Almost every category of criminal offenses shows a decline, including nonfatal shootings. Robberies are down 19 percent, burglary 16 percent and assaults 15 percent. Auto theft is one exception; it has jumped nearly 10 percent over last year.
Commissioner Edward T. Norris called the homicide figures a source of continuing frustration, but said the other crime drops are encouraging.
The closest he came to taking credit was by noting a drop in nonfatal shootings, from 675 at this time last year to 546 as of yesterday. "We turned the corner on that," Norris said.
The new commissioner released the numbers at a news conference - the first of planned monthly meetings with reporters.

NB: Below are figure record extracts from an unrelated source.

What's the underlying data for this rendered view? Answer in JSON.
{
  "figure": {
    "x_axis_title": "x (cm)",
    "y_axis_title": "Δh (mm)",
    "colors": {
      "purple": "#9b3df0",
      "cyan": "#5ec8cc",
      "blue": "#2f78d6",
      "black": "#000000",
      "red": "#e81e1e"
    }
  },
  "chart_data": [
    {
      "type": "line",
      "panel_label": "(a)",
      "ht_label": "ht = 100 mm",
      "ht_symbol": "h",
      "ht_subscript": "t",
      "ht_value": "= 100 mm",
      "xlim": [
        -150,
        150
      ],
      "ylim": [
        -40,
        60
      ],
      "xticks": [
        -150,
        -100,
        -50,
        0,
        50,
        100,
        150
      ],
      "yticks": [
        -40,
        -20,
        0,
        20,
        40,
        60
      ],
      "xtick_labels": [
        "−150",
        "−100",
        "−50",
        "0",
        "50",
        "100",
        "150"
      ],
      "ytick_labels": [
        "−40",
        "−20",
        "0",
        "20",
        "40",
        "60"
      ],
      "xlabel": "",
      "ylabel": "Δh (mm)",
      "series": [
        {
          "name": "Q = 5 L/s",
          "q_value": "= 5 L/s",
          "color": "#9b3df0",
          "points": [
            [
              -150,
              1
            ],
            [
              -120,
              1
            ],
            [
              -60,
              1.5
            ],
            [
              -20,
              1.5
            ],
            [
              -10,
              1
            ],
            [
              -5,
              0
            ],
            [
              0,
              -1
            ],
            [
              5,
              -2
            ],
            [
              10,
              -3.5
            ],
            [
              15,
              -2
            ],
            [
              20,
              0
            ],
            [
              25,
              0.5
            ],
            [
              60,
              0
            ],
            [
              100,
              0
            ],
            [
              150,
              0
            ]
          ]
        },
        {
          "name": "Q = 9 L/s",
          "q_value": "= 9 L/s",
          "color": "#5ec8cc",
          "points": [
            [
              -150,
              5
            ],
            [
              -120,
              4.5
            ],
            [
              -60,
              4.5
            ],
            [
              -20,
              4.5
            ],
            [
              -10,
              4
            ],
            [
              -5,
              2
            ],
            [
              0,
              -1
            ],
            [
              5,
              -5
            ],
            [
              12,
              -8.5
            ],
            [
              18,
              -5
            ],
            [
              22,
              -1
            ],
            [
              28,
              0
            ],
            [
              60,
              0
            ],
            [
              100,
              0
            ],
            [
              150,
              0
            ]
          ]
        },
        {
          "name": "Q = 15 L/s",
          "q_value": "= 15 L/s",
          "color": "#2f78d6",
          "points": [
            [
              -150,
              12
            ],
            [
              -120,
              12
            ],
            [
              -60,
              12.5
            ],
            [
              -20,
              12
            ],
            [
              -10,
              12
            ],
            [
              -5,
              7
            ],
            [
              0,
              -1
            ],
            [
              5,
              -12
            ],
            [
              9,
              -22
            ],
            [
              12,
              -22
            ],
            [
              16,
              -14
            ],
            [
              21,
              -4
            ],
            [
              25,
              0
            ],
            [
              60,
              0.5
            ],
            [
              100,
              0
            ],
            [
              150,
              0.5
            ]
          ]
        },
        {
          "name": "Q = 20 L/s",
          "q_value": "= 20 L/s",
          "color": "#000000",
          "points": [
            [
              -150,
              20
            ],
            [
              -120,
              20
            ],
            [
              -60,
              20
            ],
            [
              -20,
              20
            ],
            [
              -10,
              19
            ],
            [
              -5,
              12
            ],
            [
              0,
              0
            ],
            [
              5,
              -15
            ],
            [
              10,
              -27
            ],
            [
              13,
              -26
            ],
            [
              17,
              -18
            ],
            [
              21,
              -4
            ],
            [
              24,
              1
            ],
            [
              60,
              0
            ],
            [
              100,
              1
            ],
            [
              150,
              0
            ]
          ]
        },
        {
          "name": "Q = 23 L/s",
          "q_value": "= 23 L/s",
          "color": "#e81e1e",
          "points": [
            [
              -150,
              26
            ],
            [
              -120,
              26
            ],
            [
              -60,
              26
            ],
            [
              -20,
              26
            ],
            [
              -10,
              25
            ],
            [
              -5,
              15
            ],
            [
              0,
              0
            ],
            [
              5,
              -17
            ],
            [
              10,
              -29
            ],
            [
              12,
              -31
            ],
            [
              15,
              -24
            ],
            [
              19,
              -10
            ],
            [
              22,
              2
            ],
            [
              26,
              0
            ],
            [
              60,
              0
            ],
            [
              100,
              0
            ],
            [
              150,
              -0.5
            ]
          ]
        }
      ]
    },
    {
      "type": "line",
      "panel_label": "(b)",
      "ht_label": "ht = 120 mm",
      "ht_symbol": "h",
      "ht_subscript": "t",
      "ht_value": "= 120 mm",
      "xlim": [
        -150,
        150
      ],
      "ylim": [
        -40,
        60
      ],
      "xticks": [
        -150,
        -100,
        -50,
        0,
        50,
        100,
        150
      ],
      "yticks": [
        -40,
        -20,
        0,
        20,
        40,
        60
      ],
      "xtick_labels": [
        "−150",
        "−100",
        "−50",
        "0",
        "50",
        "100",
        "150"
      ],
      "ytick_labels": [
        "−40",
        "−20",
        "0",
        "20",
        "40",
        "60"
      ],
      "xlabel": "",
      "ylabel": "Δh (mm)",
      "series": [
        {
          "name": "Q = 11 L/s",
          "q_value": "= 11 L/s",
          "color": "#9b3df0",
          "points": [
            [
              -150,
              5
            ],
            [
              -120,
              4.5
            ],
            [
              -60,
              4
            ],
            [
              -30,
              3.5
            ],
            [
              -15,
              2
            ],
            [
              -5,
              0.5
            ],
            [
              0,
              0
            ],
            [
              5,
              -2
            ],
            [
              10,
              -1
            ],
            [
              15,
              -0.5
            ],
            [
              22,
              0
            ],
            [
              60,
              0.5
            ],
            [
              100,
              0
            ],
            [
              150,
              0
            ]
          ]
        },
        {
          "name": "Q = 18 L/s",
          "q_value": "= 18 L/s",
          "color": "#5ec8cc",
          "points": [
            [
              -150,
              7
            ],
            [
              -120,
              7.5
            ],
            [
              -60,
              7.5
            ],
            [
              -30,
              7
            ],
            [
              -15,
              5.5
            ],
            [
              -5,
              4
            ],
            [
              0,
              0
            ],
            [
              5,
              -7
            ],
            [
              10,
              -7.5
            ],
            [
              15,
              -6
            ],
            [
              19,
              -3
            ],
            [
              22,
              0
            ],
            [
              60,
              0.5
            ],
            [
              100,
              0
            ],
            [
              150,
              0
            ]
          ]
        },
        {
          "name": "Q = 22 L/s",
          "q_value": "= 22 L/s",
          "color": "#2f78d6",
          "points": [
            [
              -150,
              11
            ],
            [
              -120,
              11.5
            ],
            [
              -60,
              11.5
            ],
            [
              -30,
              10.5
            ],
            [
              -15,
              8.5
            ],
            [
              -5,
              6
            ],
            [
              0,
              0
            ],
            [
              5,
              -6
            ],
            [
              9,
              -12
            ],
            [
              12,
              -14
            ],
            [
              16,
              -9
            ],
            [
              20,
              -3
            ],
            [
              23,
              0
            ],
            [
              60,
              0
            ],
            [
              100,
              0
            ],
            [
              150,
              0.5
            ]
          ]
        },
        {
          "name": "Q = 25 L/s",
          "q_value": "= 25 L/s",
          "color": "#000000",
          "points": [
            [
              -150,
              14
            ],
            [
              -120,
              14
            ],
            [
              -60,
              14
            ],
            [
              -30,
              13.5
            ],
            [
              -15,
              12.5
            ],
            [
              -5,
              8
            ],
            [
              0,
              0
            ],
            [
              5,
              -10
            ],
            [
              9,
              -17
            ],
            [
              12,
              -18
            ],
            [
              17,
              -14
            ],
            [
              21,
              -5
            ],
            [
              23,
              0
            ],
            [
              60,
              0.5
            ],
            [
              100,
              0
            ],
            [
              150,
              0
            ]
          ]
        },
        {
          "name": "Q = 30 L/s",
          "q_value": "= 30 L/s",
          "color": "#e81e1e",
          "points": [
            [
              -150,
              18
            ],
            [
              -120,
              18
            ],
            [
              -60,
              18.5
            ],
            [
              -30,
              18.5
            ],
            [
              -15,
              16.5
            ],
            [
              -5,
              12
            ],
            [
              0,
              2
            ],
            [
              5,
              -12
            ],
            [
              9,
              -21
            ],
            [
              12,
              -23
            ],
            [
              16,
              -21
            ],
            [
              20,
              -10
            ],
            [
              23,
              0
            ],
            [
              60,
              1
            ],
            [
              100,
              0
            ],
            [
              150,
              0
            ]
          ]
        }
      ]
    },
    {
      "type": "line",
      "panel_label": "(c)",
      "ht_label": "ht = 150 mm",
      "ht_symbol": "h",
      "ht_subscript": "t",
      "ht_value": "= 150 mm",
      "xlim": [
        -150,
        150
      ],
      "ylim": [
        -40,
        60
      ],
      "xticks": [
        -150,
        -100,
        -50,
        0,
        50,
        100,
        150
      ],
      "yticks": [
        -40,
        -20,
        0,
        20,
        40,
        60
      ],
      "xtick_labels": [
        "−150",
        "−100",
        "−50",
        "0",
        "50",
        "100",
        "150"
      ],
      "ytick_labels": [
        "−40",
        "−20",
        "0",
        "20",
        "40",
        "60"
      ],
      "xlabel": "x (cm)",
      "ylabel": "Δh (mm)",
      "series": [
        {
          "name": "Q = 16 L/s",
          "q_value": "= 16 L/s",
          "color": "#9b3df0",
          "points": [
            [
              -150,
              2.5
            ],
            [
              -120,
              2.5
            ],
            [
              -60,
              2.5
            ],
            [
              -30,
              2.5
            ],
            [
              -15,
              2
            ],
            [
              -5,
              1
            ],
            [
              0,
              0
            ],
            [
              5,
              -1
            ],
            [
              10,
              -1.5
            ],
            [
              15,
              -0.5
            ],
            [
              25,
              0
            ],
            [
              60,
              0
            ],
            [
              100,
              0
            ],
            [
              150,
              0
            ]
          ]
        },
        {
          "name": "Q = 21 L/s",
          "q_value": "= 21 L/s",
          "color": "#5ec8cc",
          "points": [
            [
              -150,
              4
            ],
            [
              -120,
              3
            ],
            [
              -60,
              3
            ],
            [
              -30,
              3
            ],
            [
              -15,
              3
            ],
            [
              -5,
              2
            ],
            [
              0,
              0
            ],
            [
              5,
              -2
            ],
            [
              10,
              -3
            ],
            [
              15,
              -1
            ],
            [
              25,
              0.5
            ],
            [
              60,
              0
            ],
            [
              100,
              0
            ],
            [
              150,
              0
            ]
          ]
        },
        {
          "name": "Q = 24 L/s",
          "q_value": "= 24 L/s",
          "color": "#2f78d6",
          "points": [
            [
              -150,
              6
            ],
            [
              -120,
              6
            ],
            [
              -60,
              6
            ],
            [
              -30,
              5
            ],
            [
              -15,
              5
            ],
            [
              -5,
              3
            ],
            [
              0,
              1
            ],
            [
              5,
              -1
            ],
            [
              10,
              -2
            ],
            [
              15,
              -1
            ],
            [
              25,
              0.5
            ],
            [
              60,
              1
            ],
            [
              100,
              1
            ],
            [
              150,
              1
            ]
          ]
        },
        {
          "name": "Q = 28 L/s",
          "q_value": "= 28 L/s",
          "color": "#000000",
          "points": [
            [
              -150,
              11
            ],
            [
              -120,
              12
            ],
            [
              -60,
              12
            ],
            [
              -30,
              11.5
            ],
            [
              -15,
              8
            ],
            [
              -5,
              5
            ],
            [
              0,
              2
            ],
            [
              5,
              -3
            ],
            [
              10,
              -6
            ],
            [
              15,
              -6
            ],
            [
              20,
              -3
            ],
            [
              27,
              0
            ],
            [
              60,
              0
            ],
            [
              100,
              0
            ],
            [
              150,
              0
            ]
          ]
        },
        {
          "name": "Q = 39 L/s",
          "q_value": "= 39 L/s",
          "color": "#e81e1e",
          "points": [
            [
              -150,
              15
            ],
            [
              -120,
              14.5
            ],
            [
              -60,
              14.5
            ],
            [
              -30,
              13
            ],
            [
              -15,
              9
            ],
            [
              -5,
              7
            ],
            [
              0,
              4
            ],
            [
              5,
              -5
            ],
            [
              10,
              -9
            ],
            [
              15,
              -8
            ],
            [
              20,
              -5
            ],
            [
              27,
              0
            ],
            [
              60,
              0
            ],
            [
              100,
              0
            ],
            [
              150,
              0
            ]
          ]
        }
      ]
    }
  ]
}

He used the briefing to address a range of issues, including corruption, and he offered an overview of his first five months in office. He was appointed in April and charged with quickly reducing crime in one of the nation's most violent cities.
One of his biggest challenges was to clear a backlog of internal investigations that he complained clogged the system and obscured serious cases of corruption.
Norris said that the Internal Affairs Division has investigated 596 complaints since Jan. 1 and that 451 officers have been recommended for and accepted punishment, which ranges from letters of reprimand to fines, suspensions or loss of vacation days.
Thirty-six officers retired or resigned to avoid discipline. Thirty-one challenged punishment recommendations at a trial board, and Norris said 13 were found not guilty and 18 were convicted.
Three of those officers were fired. The most serious case was that of an officer convicted of taking a bribe from a drug dealer seven years ago.
Norris also announced a new way of counting killings and how homicide statistics are released to the public.
City police keep a tally of killings that can be obtained by the news media every day. Those numbers are for all homicides, including ones ruled "justified," such as killings determined by prosecutors to have been in self-defense.
At the end of each year, the number is typically adjusted to include only "unjustified" homicides. Norris said the department now will give out only the numbers of killings ruled "unjustified" in its daily updates. He believes that number is a better reflection of violence in the city. .
Until yesterday, the Police Department's official homicide count from Jan. 1 through Sept. 18 stood at 211, compared with 194 at the same time in 1999. Under the new method of reporting, there have been 205 unjustified homicides so far this year, compared with 190 last year.
The change could alter comparisons to previous years, but officials said the numbers will be off by four at most. The number of homicides in 1999, as previously released by police, was 309. The new rules drop that to 305 - the number that is reported to the FBI, the national repository for crime statistics.
Last year was the 10th consecutive year in which more than 300 people were killed in the city.
Police stress that the change in reporting is not a subtle way of reducing the number of killings through use of creative statistics. "If it was that easy, we'd have done this years ago," Deputy Commissioner Bert Shirey said.